Hanna-Mari Kupari
 filosofian maisteri - Master of Arts


hmknie@utu.fi

Arcanuminkuja 1

Turku

OfficeA390


ORCID identifierhttps://orcid.org/0000-0003-2515-5861

Antiikintutkimuksen verkosto

https://turkunlp.org/

LinkedIn


Areas of expertise
digital linguistics, medieval Latin; corpus linguistics; TEI-xml; automatic morpho-syntactic parsing

Research community or research topic
Corpus linguistics methods for study of Medieval Latin

Biography

I am a doctoral researcher in digital language studies at the University of Turku, funded by the Emil Aaltonen Foundation. My research combines medieval Latin textual data with state-of-the-art machine learning methods. I hold a Master’s degree in Classical Philology with a specialization in Latin, focusing on medieval Latin. My primary interests include the study of grammar, quantitative methodologies, and local history.

In addition to my academic work, I am passionate about science communication and have published numerous popularized articles. I am a member of the school’s Working Group on Societal Interaction and Communications for several semesters. Additionally, I have also been an active member of the Tohtoriverkosto society, contributing regularly to its activities.




Research

Modern Methods for Medieval Texts

In my digital humanities doctoral dissertation, I investigate medieval apostolic penitentiary documents and the Registrum Ecclesiae Aboensis copybook using corpus linguistics methods. My research focuses on language use and linguistic variation (register analysis) in Medieval Latin, utilizing metadata-enriched and morpho-syntactically annotated corpora. Committed to promoting open-access research, I openly publish all my code, data, and results alongside my publications.

I am a member of the TurkuNLP and TUCEMEMS research groups.

Grants

My work is supported by several grants, including the Emil Aaltonen Foundation grant (2022–2024), Turku University Foundation travel grant (2023), University of Turku research grants (2022, 2021), Finnish Cultural Foundation Varsinais-Suomi Regional Fund grant (2021), and Uskelan Opintorahastosäätiö grant (2020). I have also received Turku University Foundation Villa Tammekann grants for research visits to Tartu, Estonia (2023, 2024, 2025).

In 2024, I was awarded the Otto A. Malm mobility grant and the Kordelin Foundation full-time working grant. In January and December 2024, I conducted my research at the Finnish Institute in Rome, visiting the penitentiary archive and libraries. For 2025 I was awarded the Villa Lanten ystävät – Villa Lantes vänner ry. grant. I have received a travel grant from COST Action CA21167 for Corpus Linguistics 2025.

Research Visits
In fall 2024, I visited the History Department at Harvard University to discuss their current research in digital methods and to present my own work on parsers. Winter 2024, I presentend my work at The American Academy in Rome as a part of the Circolo Gianicolense seminar. In spring 2025, I was invited to present my work at the Junge Zürcher Mediävistik seminar at the University of Zürich. 







Teaching

Teaching Experience


University of Tartu, Estonia

  • Lecture From Manuscripts and Edited Publications to XML for BA and MA students as a part of Paberilt arvutisse lecture course
  • Practical Workshop: Automatic morpho-syntactic annotation of large language corpora using the Universal Dependencies framework (spring 2024).

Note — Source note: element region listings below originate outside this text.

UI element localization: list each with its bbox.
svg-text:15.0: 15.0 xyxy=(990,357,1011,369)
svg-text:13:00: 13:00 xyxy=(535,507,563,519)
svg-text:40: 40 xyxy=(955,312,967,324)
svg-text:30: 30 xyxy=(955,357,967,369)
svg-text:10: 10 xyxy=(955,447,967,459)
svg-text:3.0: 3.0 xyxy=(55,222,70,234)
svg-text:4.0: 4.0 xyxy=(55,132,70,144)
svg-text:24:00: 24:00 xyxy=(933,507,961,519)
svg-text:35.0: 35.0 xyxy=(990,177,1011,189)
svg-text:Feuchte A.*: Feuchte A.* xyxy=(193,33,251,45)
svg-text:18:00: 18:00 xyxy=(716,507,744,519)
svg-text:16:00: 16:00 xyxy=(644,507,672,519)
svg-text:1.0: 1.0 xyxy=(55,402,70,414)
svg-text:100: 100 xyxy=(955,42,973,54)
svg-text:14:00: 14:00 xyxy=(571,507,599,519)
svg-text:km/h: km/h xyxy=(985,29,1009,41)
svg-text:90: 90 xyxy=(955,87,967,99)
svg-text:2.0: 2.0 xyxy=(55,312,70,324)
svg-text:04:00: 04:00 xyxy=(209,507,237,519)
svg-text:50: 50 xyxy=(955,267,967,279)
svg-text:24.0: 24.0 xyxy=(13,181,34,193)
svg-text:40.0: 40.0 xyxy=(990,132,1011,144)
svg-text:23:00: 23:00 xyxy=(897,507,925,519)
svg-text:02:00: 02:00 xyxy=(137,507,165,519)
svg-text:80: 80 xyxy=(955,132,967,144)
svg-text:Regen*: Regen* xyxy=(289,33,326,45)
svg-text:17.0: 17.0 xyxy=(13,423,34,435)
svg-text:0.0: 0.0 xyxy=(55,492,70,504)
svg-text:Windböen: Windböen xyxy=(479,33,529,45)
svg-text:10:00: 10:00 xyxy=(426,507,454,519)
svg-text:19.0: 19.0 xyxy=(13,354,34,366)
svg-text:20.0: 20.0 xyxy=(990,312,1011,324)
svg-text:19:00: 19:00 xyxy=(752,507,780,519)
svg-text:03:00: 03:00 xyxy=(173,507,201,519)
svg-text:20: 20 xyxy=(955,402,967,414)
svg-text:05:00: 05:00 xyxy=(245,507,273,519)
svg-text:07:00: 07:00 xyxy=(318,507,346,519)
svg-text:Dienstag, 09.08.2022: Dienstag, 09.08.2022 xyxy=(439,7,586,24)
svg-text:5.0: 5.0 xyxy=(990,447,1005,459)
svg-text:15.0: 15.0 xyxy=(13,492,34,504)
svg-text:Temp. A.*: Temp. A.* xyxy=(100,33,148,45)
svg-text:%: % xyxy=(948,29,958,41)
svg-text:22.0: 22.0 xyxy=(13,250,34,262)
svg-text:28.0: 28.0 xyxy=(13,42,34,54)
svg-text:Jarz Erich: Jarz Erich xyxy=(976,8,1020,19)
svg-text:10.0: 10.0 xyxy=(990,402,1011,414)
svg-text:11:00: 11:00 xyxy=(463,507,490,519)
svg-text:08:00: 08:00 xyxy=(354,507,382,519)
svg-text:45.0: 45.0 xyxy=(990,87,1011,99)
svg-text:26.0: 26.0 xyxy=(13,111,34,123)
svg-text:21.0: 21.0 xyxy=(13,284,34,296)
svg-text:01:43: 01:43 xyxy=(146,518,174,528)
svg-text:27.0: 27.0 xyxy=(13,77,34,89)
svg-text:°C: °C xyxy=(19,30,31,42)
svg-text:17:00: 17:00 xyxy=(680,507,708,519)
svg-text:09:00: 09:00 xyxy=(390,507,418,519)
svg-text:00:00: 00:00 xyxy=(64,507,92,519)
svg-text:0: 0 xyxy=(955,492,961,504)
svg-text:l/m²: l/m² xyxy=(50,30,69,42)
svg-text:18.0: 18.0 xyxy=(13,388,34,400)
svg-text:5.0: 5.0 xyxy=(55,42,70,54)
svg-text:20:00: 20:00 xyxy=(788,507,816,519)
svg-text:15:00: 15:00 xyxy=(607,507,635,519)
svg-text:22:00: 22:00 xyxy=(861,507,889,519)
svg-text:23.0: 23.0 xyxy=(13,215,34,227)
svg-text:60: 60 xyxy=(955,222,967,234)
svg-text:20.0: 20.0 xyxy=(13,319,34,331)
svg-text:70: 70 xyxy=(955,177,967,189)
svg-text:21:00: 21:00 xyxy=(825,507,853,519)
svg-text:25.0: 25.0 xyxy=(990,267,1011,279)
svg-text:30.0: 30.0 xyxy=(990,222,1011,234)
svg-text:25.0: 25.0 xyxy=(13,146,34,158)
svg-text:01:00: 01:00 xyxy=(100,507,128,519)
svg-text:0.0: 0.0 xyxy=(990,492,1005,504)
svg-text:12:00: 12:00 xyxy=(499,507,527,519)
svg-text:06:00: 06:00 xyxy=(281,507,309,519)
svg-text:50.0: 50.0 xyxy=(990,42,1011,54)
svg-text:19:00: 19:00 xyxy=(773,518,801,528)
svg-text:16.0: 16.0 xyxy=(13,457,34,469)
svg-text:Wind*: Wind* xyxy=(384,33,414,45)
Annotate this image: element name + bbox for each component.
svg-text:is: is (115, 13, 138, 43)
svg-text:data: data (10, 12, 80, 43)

This five-session workshop for PhD students and staff covered theory, terminology, parsing tools, and practical treebank creation.
  • Lecture for the Digital Resources course in Classical Philology: Treebanks and automatic linguistic annotation for Classical Languages (spring 2024).


University of Turku, Finland

  • Digital Interaction Lecture Course (spring 2024): One lecture: Using computer-assisted methods for parsing grammar.
    • Corpus Linguistics and Language Technology (fall 2023, five lectures and 2024, six lectues): Topics included student projects, ethics and large language models, named-entity recognition, sentiment analysis, automatic morpho-syntactic parsing, representing language as vectors, and supervised and unsupervised machine learning.
    • Linguistic Landscapes Course: A lecture titled Historiallisten kirjallisten lähteiden näkökulmia kielimaisemiin Turussa, co-taught with Professor Marko Lamberg (2023-03-15).